The 'dark horse' candidate in the 1844 presidential election, James K. Polk, a sly, misanthropic man with hard and jewel-like gray eyes that "gave up nothing," was elected the 11th president of the United States.

 

          Polk, a back woodsman from Tennessee who was dubbed Young Hickory in reference to his ideological predecessor, Andrew Jackson, was, in John Quincy Adam's words, a man with "no wit, no literature, no gracefulness of delivery, no elegance of language, no philosophy, no pathos, nofelicitous inpromptus."  Americans, from time to time, seem determined to elect men crafted from the banal.

          Given his many faults and character flaws, Polk was a fierce and determined expansionist.  There was about his presidency an acute sense of deadline, and it must be said that he made the most of that urgency.  In four short years he more than doubled the size of the nation by goading Mexico into war thru illegal acts of aggression (thanks to Zachary Taylor), accepting Texas and California as new states, and settling the long-standing dispute over the Oregon Territory with England, thereby pushing the nation's territorial boundary to the Pacific Ocean -- an achievement that would have seemed preposterous just ten years before. (Click here for more on Polk)

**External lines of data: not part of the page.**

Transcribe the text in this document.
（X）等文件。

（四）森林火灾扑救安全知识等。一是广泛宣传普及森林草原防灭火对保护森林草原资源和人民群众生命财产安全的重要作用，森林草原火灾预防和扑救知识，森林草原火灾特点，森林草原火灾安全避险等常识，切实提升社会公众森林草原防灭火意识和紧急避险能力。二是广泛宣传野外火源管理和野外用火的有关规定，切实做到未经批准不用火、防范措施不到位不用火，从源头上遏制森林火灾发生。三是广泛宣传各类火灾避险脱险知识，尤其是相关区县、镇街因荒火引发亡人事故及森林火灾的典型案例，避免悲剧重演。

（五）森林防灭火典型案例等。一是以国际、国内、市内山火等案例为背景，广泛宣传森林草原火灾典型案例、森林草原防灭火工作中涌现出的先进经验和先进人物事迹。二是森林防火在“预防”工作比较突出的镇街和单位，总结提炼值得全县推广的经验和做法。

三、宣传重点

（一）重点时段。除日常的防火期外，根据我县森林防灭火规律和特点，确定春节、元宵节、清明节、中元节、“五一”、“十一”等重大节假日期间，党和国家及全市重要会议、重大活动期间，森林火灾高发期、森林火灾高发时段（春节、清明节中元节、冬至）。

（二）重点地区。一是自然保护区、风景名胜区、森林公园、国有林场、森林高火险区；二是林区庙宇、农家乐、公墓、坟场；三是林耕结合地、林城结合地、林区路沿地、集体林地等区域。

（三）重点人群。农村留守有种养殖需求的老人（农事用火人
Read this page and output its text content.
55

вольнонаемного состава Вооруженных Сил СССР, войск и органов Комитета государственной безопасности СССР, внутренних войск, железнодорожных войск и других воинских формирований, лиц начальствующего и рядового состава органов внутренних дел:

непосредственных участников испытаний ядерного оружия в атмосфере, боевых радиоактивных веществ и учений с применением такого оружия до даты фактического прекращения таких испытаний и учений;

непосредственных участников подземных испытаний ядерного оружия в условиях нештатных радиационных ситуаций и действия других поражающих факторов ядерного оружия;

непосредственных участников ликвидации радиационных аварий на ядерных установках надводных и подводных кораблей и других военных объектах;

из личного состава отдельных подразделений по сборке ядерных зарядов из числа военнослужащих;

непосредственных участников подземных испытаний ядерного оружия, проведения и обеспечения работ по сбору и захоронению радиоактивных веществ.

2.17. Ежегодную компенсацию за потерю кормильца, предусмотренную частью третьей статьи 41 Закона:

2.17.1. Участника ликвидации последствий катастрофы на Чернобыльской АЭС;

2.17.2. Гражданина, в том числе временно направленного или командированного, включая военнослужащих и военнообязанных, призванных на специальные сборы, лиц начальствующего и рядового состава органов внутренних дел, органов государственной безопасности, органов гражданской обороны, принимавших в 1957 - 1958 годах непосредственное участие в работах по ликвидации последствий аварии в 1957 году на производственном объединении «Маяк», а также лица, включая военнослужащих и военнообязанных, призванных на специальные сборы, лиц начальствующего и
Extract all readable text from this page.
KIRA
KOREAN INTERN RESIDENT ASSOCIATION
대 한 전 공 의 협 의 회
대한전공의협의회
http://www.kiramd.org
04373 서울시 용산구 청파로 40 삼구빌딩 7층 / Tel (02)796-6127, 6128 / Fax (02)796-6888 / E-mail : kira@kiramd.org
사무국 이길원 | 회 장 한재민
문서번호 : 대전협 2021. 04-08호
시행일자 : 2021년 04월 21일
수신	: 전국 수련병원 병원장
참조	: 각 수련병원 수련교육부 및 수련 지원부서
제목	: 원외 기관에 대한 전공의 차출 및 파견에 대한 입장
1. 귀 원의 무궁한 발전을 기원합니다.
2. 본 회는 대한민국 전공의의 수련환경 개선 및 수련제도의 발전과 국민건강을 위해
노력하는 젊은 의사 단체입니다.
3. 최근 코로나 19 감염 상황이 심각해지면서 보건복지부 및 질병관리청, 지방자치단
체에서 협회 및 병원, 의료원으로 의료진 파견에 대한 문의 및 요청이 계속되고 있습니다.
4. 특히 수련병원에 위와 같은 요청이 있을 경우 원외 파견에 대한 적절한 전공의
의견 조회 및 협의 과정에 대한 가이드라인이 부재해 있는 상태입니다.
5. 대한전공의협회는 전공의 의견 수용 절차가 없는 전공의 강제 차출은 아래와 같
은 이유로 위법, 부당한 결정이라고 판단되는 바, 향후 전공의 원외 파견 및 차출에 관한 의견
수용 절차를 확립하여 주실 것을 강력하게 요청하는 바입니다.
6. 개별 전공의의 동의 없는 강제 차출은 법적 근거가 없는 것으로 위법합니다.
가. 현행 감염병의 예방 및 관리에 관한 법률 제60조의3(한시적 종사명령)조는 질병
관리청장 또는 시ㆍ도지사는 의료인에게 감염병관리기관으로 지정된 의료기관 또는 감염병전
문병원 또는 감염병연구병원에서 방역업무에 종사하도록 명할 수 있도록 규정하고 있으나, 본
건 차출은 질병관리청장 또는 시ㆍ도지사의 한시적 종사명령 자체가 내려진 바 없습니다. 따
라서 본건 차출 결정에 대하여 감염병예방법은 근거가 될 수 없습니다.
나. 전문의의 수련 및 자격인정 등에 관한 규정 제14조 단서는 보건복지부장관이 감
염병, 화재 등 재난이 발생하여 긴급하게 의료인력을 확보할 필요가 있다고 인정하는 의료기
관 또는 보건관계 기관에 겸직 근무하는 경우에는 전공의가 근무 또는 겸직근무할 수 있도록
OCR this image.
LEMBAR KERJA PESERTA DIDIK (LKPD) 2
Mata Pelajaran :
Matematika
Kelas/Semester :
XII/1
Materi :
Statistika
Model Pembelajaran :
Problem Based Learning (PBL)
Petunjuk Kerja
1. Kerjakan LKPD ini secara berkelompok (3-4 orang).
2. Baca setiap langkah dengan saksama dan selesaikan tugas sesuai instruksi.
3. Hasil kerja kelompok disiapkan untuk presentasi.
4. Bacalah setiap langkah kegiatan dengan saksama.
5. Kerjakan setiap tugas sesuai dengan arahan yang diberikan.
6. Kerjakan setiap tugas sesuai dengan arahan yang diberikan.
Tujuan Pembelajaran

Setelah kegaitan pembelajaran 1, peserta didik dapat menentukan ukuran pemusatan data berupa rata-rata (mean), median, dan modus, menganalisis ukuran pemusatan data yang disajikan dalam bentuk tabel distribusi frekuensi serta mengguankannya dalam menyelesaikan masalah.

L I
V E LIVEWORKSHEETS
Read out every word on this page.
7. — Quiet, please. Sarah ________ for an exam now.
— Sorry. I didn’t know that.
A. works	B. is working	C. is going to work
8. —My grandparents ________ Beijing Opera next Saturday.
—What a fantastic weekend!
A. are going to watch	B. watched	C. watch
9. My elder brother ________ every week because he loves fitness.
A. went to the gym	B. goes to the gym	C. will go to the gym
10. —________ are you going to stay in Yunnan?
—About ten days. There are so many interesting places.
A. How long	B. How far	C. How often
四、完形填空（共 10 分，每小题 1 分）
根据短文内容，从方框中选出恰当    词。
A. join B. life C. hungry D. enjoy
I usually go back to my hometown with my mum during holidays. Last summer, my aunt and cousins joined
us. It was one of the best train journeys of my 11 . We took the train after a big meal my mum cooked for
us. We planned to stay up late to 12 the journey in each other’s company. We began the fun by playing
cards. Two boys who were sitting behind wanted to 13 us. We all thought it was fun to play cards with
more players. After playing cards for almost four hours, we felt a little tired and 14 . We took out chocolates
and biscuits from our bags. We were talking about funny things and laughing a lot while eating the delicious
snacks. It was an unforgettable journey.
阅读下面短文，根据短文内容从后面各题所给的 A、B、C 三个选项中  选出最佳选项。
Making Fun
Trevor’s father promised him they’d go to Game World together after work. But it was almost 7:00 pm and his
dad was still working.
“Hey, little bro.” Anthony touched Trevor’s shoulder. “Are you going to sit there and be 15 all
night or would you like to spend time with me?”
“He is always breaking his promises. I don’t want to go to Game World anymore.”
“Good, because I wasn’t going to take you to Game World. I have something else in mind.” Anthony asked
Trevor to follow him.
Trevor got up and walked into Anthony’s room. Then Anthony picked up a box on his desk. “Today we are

          Polk was a childless and cheerless man who seemed fueled by a secret agenda.  With Manifest Destiny under his arm, the population picked him to do bold things in short order, and he did them.  "He seemed to spring from nowhere, and to nowhere he returned after wrenching great change into the world," said one historian.

          Four years was all he needed.  He limped home to Tennessee, exhausted and ill, and died two months later, leaving the world a very different place than the one he found when he stepped into the White House in 1845.